Members of The European Plastic Pipes and Fittings Association (Teppfa) have pledged to increase their recycling targets to 250,000 tonnes a year by 2020 but have warned they are being held back by European Union (EU) legislation.
Despite a significant existing voluntary target for the plastic pipes industry to recycle 120,000 tonnes of plastic a year within the next four years, as outlined by the VinylPlus initiative, Teppfa members believe they can achieve more than double this level providing obstacles in current European and national legislation are addressed.
The association said that under the Registration, Evaluation, Authorisation and Restriction of Chemicals (Reach) Legislation and the Waste Framework Directive (WFD) some additives found in a number of the end of life plastic materials suitable for recycling will be classified as hazardous or harmful to human health or the environment resulting in them being consigned to incineration or landfill.

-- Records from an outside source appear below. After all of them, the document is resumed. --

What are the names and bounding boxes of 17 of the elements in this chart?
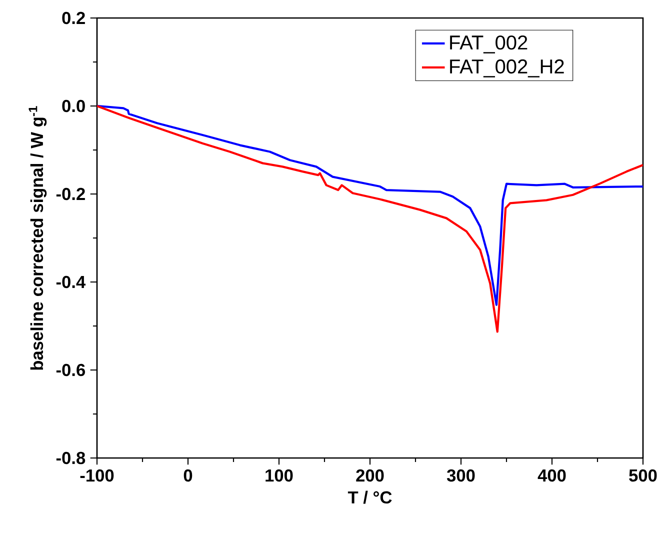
legend-label: FAT_002: [450, 35, 528, 54]
y-tick-label: 0.0: [62, 100, 85, 112]
y-tick-label: -0.8: [56, 452, 86, 464]
x-tick-label: -100: [80, 469, 114, 482]
legend-label: FAT_002_H2: [450, 59, 564, 78]
x-tick-label: 0: [184, 469, 192, 482]
x-tick-label: 100: [266, 469, 293, 482]
x-axis-title: T / °C: [348, 490, 392, 504]
x-tick-label: 500: [629, 469, 657, 482]
x-tick-label: 400: [538, 469, 566, 482]
x-tick-label: 200: [356, 469, 384, 482]
x-tick-label: 300: [446, 469, 475, 482]
y-tick-label: -0.2: [56, 188, 85, 200]
y-tick-label: -0.6: [56, 364, 85, 376]
y-axis-title: baseline corrected signal / W g$^{-1}$: [28, 106, 47, 370]
y-tick-label: 0.2: [62, 12, 85, 24]
y-tick-label: -0.4: [56, 276, 86, 288]
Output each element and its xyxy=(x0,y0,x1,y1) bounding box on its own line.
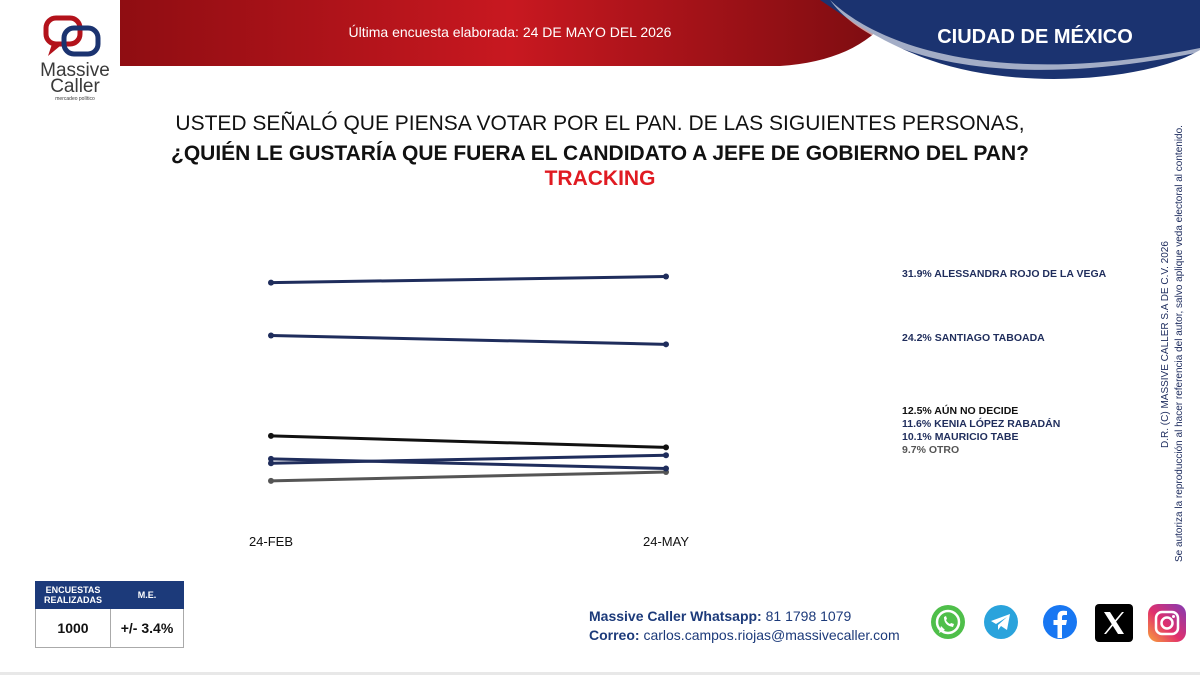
series-label-rojo-de-la-vega: 31.9% ALESSANDRA ROJO DE LA VEGA xyxy=(902,268,1107,280)
series-label-tabe: 10.1% MAURICIO TABE xyxy=(902,431,1019,443)
data-point-alessandra-rojo-de-la-vega-1 xyxy=(268,279,274,286)
email-contact: Correo: carlos.campos.riojas@massivecall… xyxy=(589,627,900,643)
stats-header-encuestas: ENCUESTAS REALIZADAS xyxy=(35,581,111,609)
whatsapp-prefix: Massive Caller Whatsapp: xyxy=(589,608,762,624)
question-line-2: ¿QUIÉN LE GUSTARÍA QUE FUERA EL CANDIDAT… xyxy=(171,142,1029,165)
stats-value-encuestas: 1000 xyxy=(35,608,111,648)
stats-value-me: +/- 3.4% xyxy=(110,608,184,648)
massive-caller-logo xyxy=(43,15,101,57)
instagram-icon[interactable] xyxy=(1148,604,1186,642)
brand-line-2: Caller xyxy=(50,76,100,97)
x-tick-label-1: 24-FEB xyxy=(248,534,294,549)
series-line-santiago-taboada xyxy=(270,334,667,346)
data-point-aun-no-decide-2 xyxy=(663,444,669,451)
data-point-kenia-lopez-rabadan-1 xyxy=(268,460,274,467)
brand-tagline: mercadeo político xyxy=(55,96,95,102)
telegram-icon[interactable] xyxy=(983,604,1019,640)
header-navy-curve xyxy=(830,0,1200,70)
facebook-icon[interactable] xyxy=(1042,604,1078,640)
data-point-kenia-lopez-rabadan-2 xyxy=(663,452,669,459)
x-icon[interactable] xyxy=(1095,604,1133,642)
question-line-1: USTED SEÑALÓ QUE PIENSA VOTAR POR EL PAN… xyxy=(175,112,1025,135)
region-title: CIUDAD DE MÉXICO xyxy=(937,26,1133,48)
x-tick-label-2: 24-MAY xyxy=(643,534,689,549)
data-point-otro-1 xyxy=(268,477,274,484)
data-point-aun-no-decide-1 xyxy=(268,432,274,439)
series-label-otro: 9.7% OTRO xyxy=(902,444,960,456)
data-point-mauricio-tabe-1 xyxy=(268,455,274,462)
series-line-alessandra-rojo-de-la-vega xyxy=(270,274,667,285)
series-label-no-decide: 12.5% AÚN NO DECIDE xyxy=(902,405,1019,417)
survey-stats-table: ENCUESTAS REALIZADAS M.E. 1000 +/- 3.4% xyxy=(35,581,184,648)
data-point-mauricio-tabe-2 xyxy=(663,465,669,472)
series-label-taboada: 24.2% SANTIAGO TABOADA xyxy=(902,332,1045,344)
survey-date: Última encuesta elaborada: 24 DE MAYO DE… xyxy=(348,24,672,40)
data-point-santiago-taboada-2 xyxy=(663,341,669,348)
footer-line xyxy=(0,672,1200,675)
brand-line-1: Massive xyxy=(40,60,110,81)
email-address[interactable]: carlos.campos.riojas@massivecaller.com xyxy=(643,627,900,643)
series-line-kenia-lopez-rabadan xyxy=(270,453,667,465)
whatsapp-icon[interactable] xyxy=(930,604,966,640)
whatsapp-contact: Massive Caller Whatsapp: 81 1798 1079 xyxy=(589,608,851,624)
series-line-otro xyxy=(270,470,667,483)
copyright-note: D.R. (C) MASSIVE CALLER S.A DE C.V. 2026 xyxy=(1160,241,1171,448)
data-point-alessandra-rojo-de-la-vega-2 xyxy=(663,273,669,280)
reproduction-note: Se autoriza la reproducción al hacer ref… xyxy=(1174,125,1185,562)
stats-header-me: M.E. xyxy=(110,581,184,609)
header-navy-swoosh xyxy=(820,0,1200,79)
whatsapp-number[interactable]: 81 1798 1079 xyxy=(765,608,852,624)
header-red-band xyxy=(120,0,900,66)
series-label-lopez-rabadan: 11.6% KENIA LÓPEZ RABADÁN xyxy=(902,418,1061,430)
series-line-aun-no-decide xyxy=(270,434,667,449)
email-prefix: Correo: xyxy=(589,627,640,643)
tracking-label: TRACKING xyxy=(544,167,656,190)
data-point-santiago-taboada-1 xyxy=(268,332,274,339)
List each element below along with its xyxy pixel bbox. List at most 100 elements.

However Teppfa has insisted that recent research reports have shown that, under specified conditions, there is no health, safety or environmental risk associated with recycling end of life products containing ‘legacy substances'.
Teppfa general manager, Tony Calton said: “The problem posed under Reach and WFD is that without amendments being made more plastic waste will be incinerated and sent to landfill when it can safely be recycled without risk to human health or the environment.
“Research has shown that none of the potentially harmful additives are released during the recycling and pipe manufacturing processes, or during the use phase of the products as they are locked into the matrix of the material.
“For this reason Teppfa is currently campaigning at EU level for a special status for the recyclable material containing additives which may now or in the future be covered under Reach and WFD to allow it to be recycled and not consigned to incineration or landfill – second and third choices as outlined in the Circular Economy Package.”
Teppfa members have pledged a new recycling target which incorporates PVC-u, polyethylene (PE) and polypropylene (PP). The commitment is supported by advances in recycling technology, eco-design and the wider availability of suitable recycled material to incorporate into high quality products.